Chinese web giant Tencent blames 'technical glitch' for global censoring of chat app
Chinese web giant Tencent has denied claims that there is global censoring of its popular chat app WeChat, adding that a technical glitch had led to certain sensitive terms being blocked outside China.
Tech blogs, Tech in Asia and The Next Web, both reported receiving messages saying their chat entries contained "restricted words", reports the BBC.
But one analyst said it was unlikely that the issue was just a "passing glitch".
The Next Web tried to write the words "Falun Gong", a group banned in China, and Tech in Asia attempted to send "Southern Weekend", the name of a newspaper in the south of the country that is at the moment the subject of a controversy surrounding censorship.
The blogs said their entries were blocked.
The Chinese government is known to closely monitor internet traffic within China, and all web content that crosses the state's borders.

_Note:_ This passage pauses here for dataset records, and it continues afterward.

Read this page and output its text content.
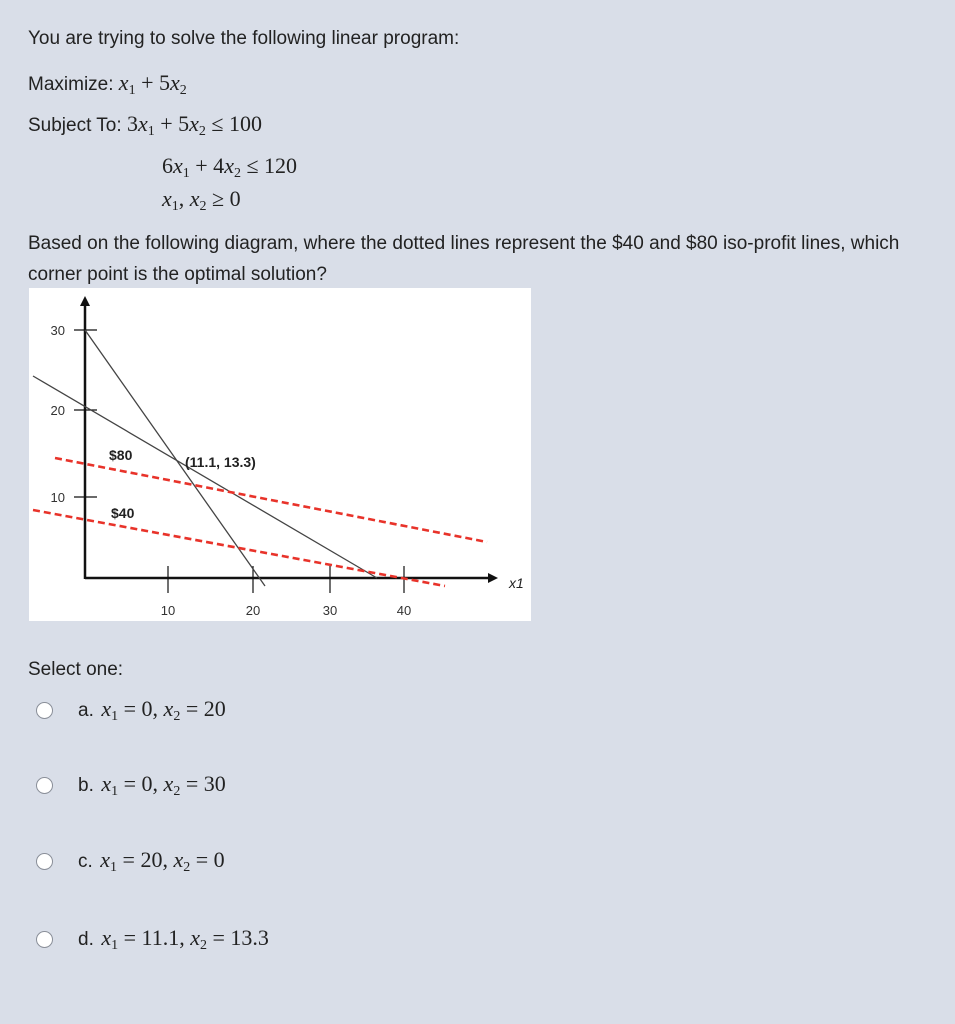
You are trying to solve the following linear program:
Maximize: $x_1 + 5x_2$
Subject To: $3x_1 + 5x_2 \le 100$
$6x_1 + 4x_2 \le 120$
$x_1$, $x_2 \ge 0$
Based on the following diagram, where the dotted lines represent the $40 and $80 iso-profit lines, which corner point is the optimal solution?
30
20
10
10	20	30	40
$80
$40
(11.1, 13.3)
x1
Select one:
a. $x_1 = 0$, $x_2 = 20$
b. $x_1 = 0$, $x_2 = 30$
c. $x_1 = 20$, $x_2 = 0$
d. $x_1 = 11.1$, $x_2 = 13.3$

China's Great Firewall prevents a number of Western companies such as YouTube, Google+, Twitter, Dropbox, Facebook and Foursquare from operating inside the country.
When approached by Tech in Asia, Tencent issued a statement, apologizing for any inconvenience it has caused to users and said that a small number of WeChat international users were not able to send certain messages due to a technical glitch.
Tom Rafferty of the Economist Intelligence Unit said the issue was unlikely to be just "a passing glitch", and said that such practices could pose technical and political challenges to Tencent because international users were accustomed to sharing information freely.
The latest incident, according to Rafferty is representative of the 'growing pains' that China's internet and social media companies are likely to experience as they expand globally.
According to Tencent, WeChat has close to 300 million users, which makes it one of the world's biggest messaging apps.